Dégagez !

 Réponse au tweet de la ministre du travail Myriam El Khomri :

Dégagez !


Ma première réaction en ayant lu ce tweet invraisemblable de la ministre du travail Myriam El Khomri, est la suivante : ça fait beaucoup pour aussi peu de mot (d’habitude, c’est plutôt l’inverse chez eux), par où commencer ?


« AUCUNE VOIX DE GAUCHE NE DOIT MANQUER LE 7 MAI »

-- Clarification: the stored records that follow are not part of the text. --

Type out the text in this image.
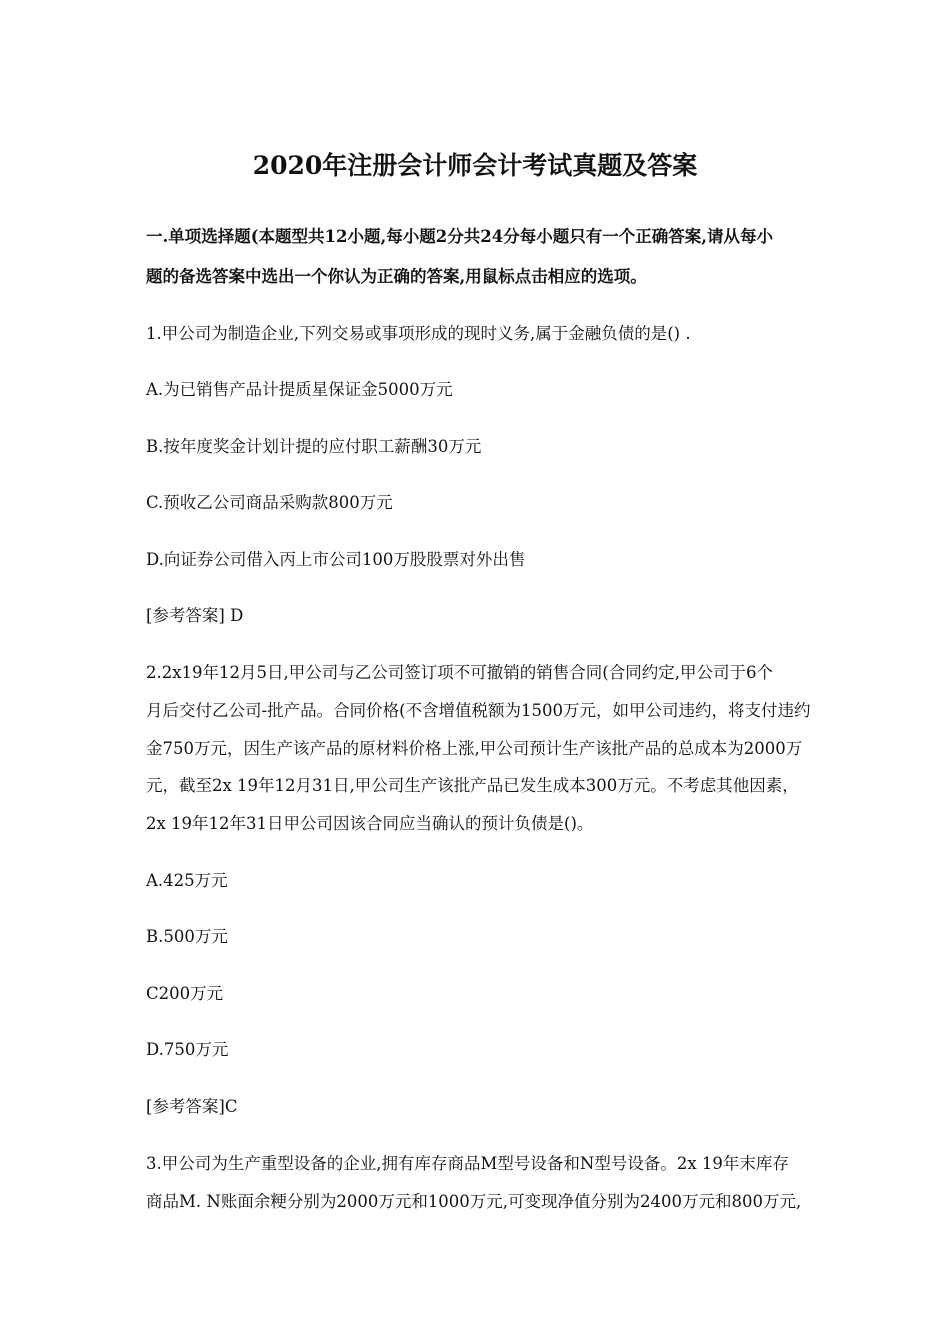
2020年注册会计师会计考试真题及答案
一.单项选择题(本题型共12小题,每小题2分共24分每小题只有一个正确答案,请从每小
题的备选答案中选出一个你认为正确的答案,用鼠标点击相应的选项。
1.甲公司为制造企业,下列交易或事项形成的现时义务,属于金融负债的是() .
A.为已销售产品计提质星保证金5000万元
B.按年度奖金计划计提的应付职工薪酬30万元
C.预收乙公司商品采购款800万元
D.向证券公司借入丙上市公司100万股股票对外出售
[参考答案] D
2.2x19年12月5日,甲公司与乙公司签订项不可撤销的销售合同(合同约定,甲公司于6个
月后交付乙公司-批产品。合同价格(不含增值税额为1500万元，如甲公司违约，将支付违约
金750万元，因生产该产品的原材料价格上涨,甲公司预计生产该批产品的总成本为2000万
元，截至2x 19年12月31日,甲公司生产该批产品已发生成本300万元。不考虑其他因素，
2x 19年12年31日甲公司因该合同应当确认的预计负债是()。
A.425万元
B.500万元
C200万元
D.750万元
[参考答案]C
3.甲公司为生产重型设备的企业,拥有库存商品M型号设备和N型号设备。2x 19年末库存
商品M. N账面余粳分别为2000万元和1000万元,可变现净值分别为2400万元和800万元,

Dois-je débuter en vous rappelant quelle est la définition historique du terme “gauche” en politique ? Qui est, tâchons de le garder à l’esprit, matériellement l’exact antipode de la famille idéologique à laquelle vous, Mme. El Khomri, convenez. Cette famille, que l’on pourrait tout aussi bien qualifier de « gôche caviar » si l’on est d’humeur taquine, que de « droite complexée » si l’on est plutôt pragmatique.

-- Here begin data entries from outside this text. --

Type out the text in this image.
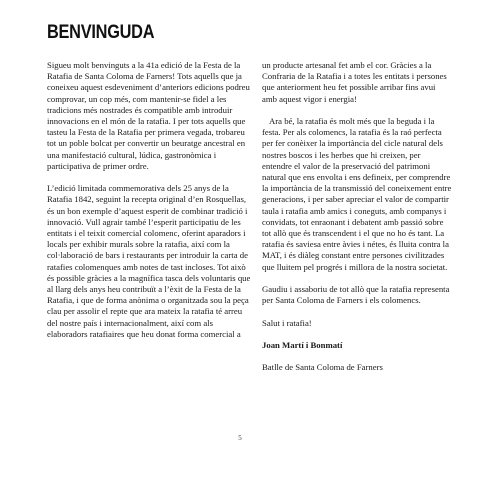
BENVINGUDA

Sigueu molt benvinguts a la 41a edició de la Festa de la Ratafia de Santa Coloma de Farners! Tots aquells que ja coneixeu aquest esdeveniment d’anteriors edicions podreu comprovar, un cop més, com mantenir-se fidel a les tradicions més nostrades és compatible amb introduir innovacions en el món de la ratafia. I per tots aquells que tasteu la Festa de la Ratafia per primera vegada, trobareu tot un poble bolcat per convertir un beuratge ancestral en una manifestació cultural, lúdica, gastronòmica i participativa de primer ordre.

L’edició limitada commemorativa dels 25 anys de la Ratafia 1842, seguint la recepta original d’en Rosquellas, és un bon exemple d’aquest esperit de combinar tradició i innovació. Vull agrair també l’esperit participatiu de les entitats i el teixit comercial colomenc, oferint aparadors i locals per exhibir murals sobre la ratafia, així com la col·laboració de bars i restaurants per introduir la carta de ratafies colomenques amb notes de tast incloses. Tot això és possible gràcies a la magnífica tasca dels voluntaris que al llarg dels anys heu contribuït a l’èxit de la Festa de la Ratafia, i que de forma anònima o organitzada sou la peça clau per assolir el repte que ara mateix la ratafia té arreu del nostre país i internacionalment, així com als elaboradors ratafiaires que heu donat forma comercial a

un producte artesanal fet amb el cor. Gràcies a la Confraria de la Ratafia i a totes les entitats i persones que anteriorment heu fet possible arribar fins avui amb aquest vigor i energia!

Ara bé, la ratafia és molt més que la beguda i la festa. Per als colomencs, la ratafia és la raó perfecta per fer conèixer la importància del cicle natural dels nostres boscos i les herbes que hi creixen, per entendre el valor de la preservació del patrimoni natural que ens envolta i ens defineix, per comprendre la importància de la transmissió del coneixement entre generacions, i per saber apreciar el valor de compartir taula i ratafia amb amics i coneguts, amb companys i convidats, tot enraonant i debatent amb passió sobre tot allò que és transcendent i el que no ho és tant. La ratafia és saviesa entre àvies i nétes, és lluita contra la MAT, i és diàleg constant entre persones civilitzades que lluitem pel progrés i millora de la nostra societat.

Gaudiu i assaboriu de tot allò que la ratafia representa per Santa Coloma de Farners i els colomencs.

Salut i ratafia!

Joan Martí i Bonmatí

Batlle de Santa Coloma de Farners

5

« La gauche [la vraie], les partis de gauche se rassemblent généralement dans la promotion d'idéaux progressistes et d'égalité, la critique de l'ordre social et le souci d'une plus grande justice sociale. » (Source : Wikipédia ; on échappera aux invectives du type : « Bolchevik ! »)

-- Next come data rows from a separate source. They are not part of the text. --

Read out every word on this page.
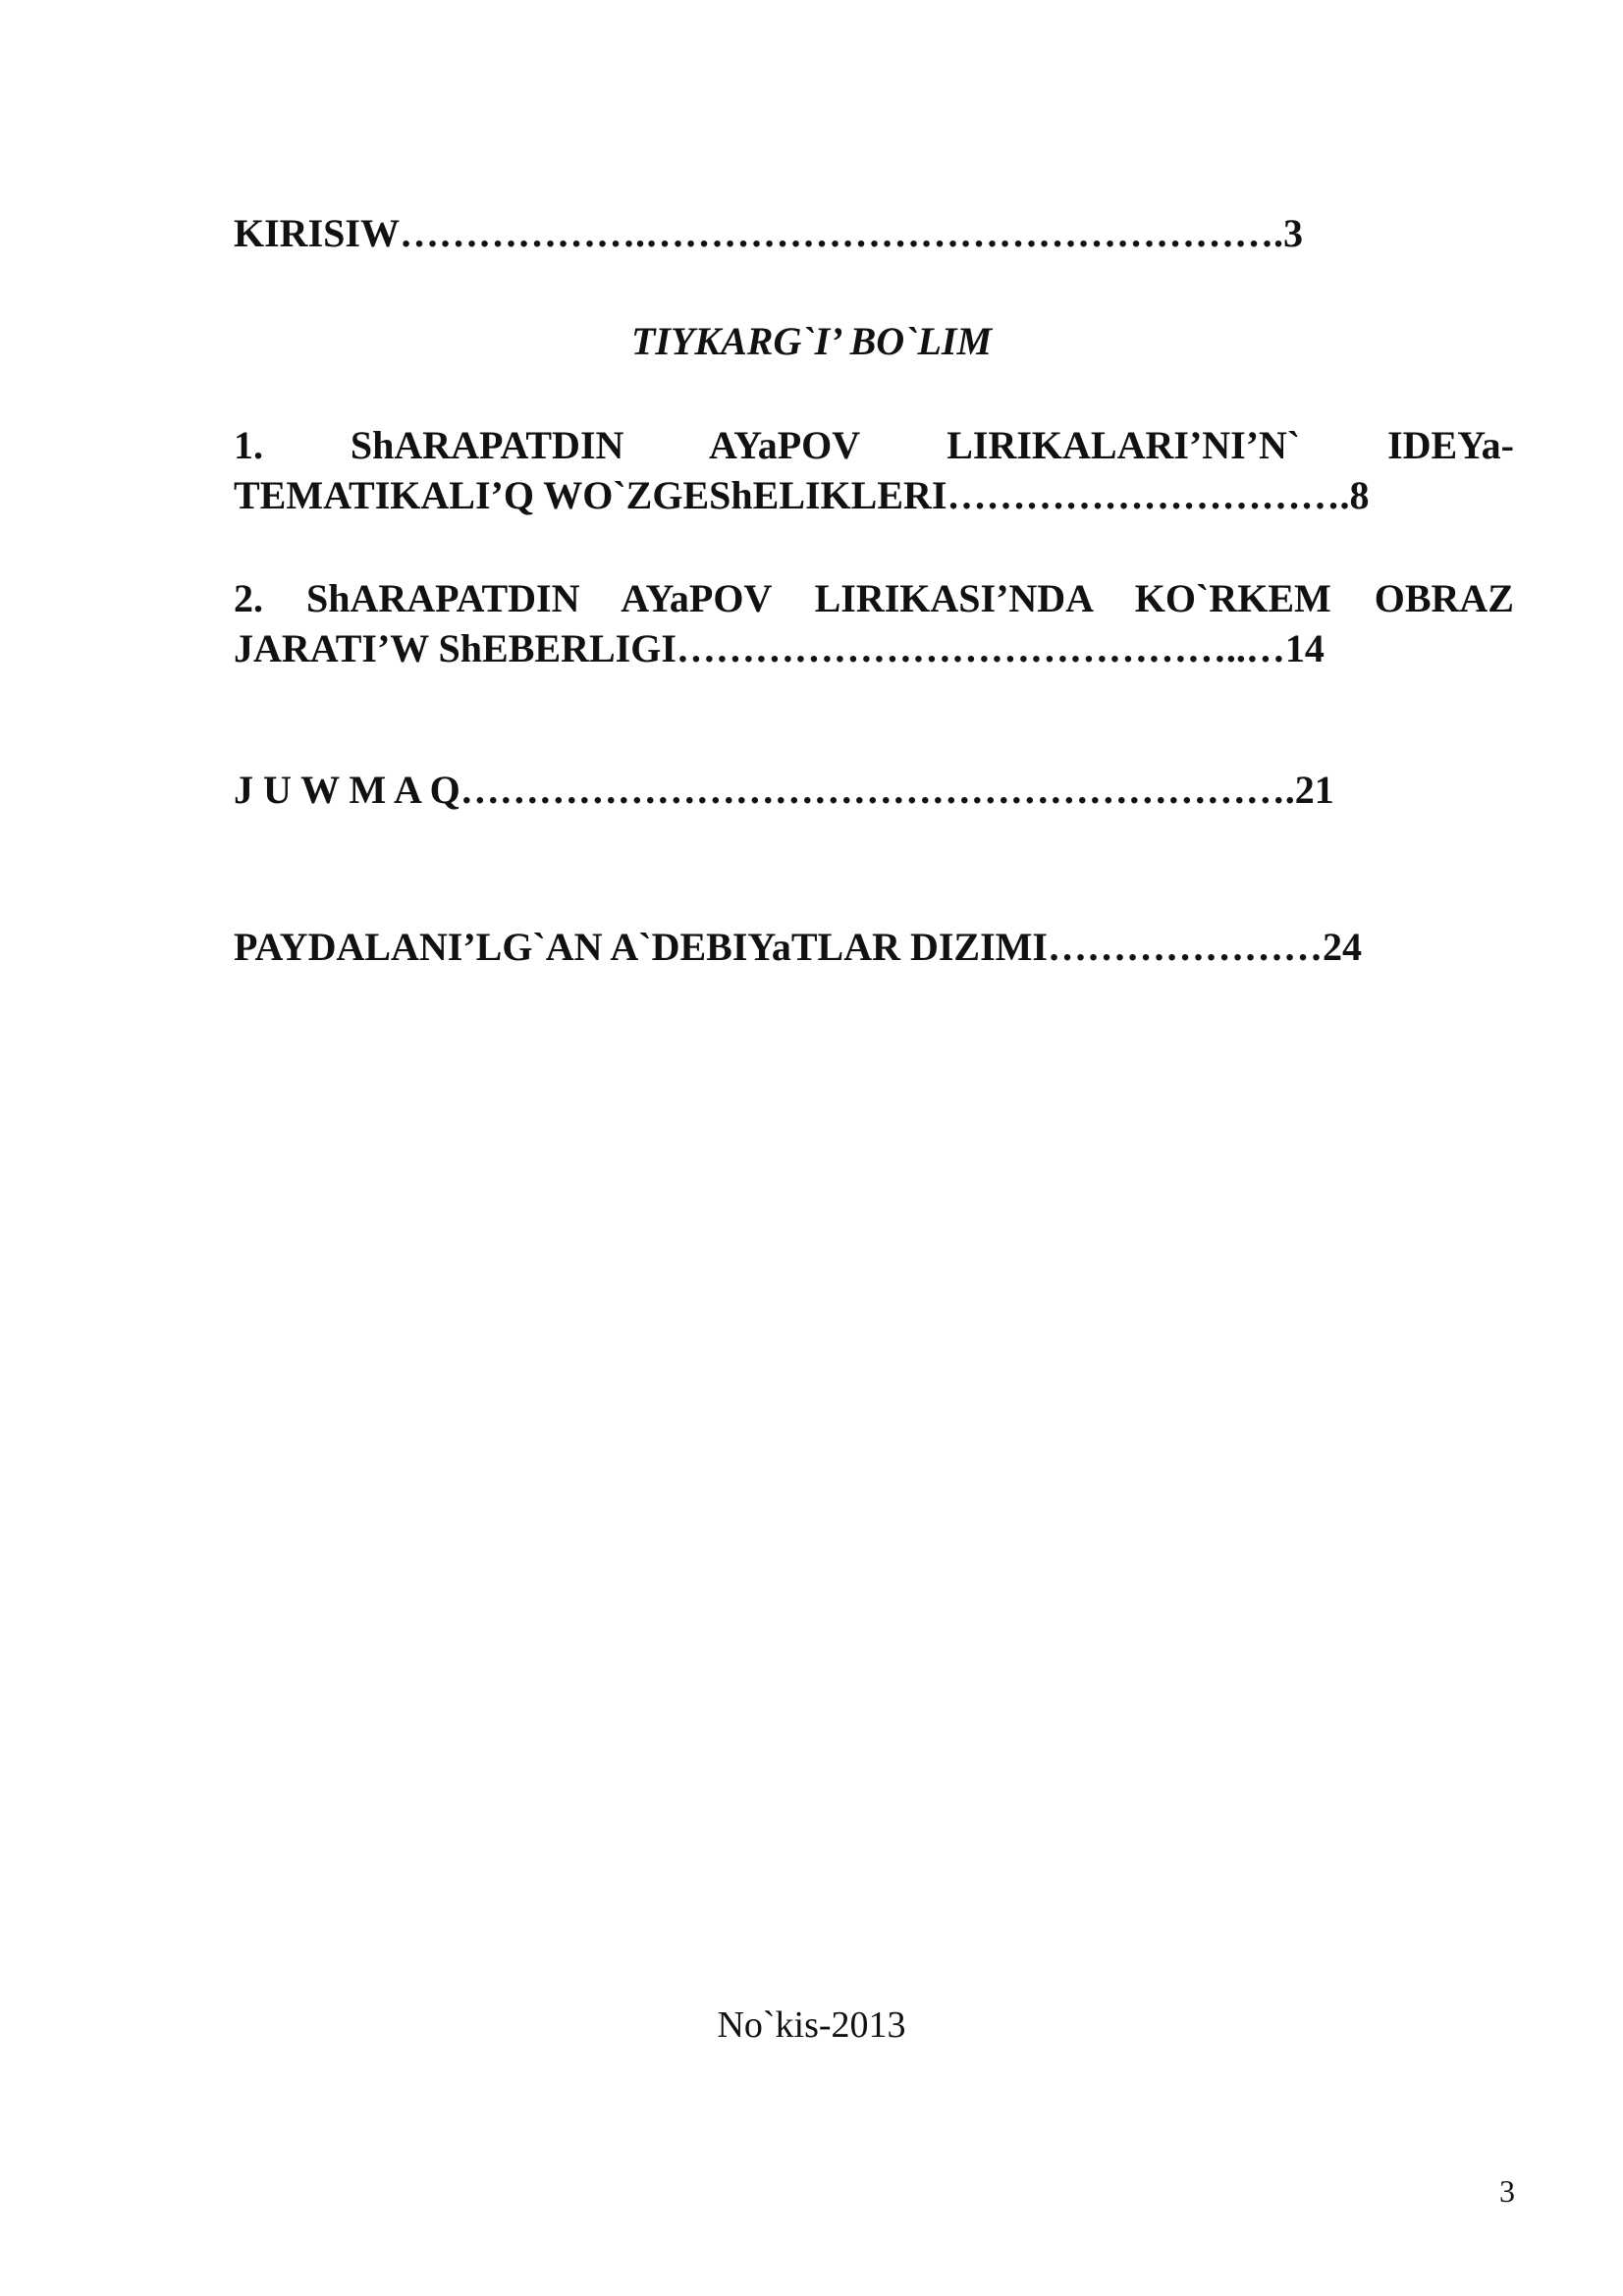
KIRISIW……………….………………………………………….3

TIYKARG`I’ BO`LIM

1. ShARAPATDIN AYaPOV LIRIKALARI’NI’N` IDEYa-

TEMATIKALI’Q WO`ZGEShELIKLERI………………………….8

2. ShARAPATDIN AYaPOV LIRIKASI’NDA KO`RKEM OBRAZ

JARATI’W ShEBERLIGI……………………………………..…14

J U W M A Q……………………………………………………….21

PAYDALANI’LG`AN A`DEBIYaTLAR DIZIMI…………………24

No`kis-2013
3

Petit réapprovisionnement en compréhension du champ politique, revenons-en à nos moutons. Il me semble que la loi El Khomri est une œuvre qui vous appartient, n’est-ce pas ?

Loi relative au travail, à la modernisation du dialogue social et à la sécurisation des parcours professionnels

[ Dévoilé le 17 février 2016, le texte vise à réformer le Code du travail afin, selon le gouvernement, de « protéger les salariés, favoriser l'embauche, et donner plus de marges de manœuvre à la négociation en entreprise ». Il est initialement soutenu par le patronat, notamment le MEDEF, alors que l'opposition estime que le projet de loi n'aura que peu, voire pas, d'effet économique.

Le projet de loi fait l'objet d'un important mouvement de contestation, comprenant des grèves et manifestations, de la part des syndicats, d'organisations étudiantes et d'une partie de la gauche qui considèrent que les réformes proposées font « revenir des années en arrière » les droits des salariés.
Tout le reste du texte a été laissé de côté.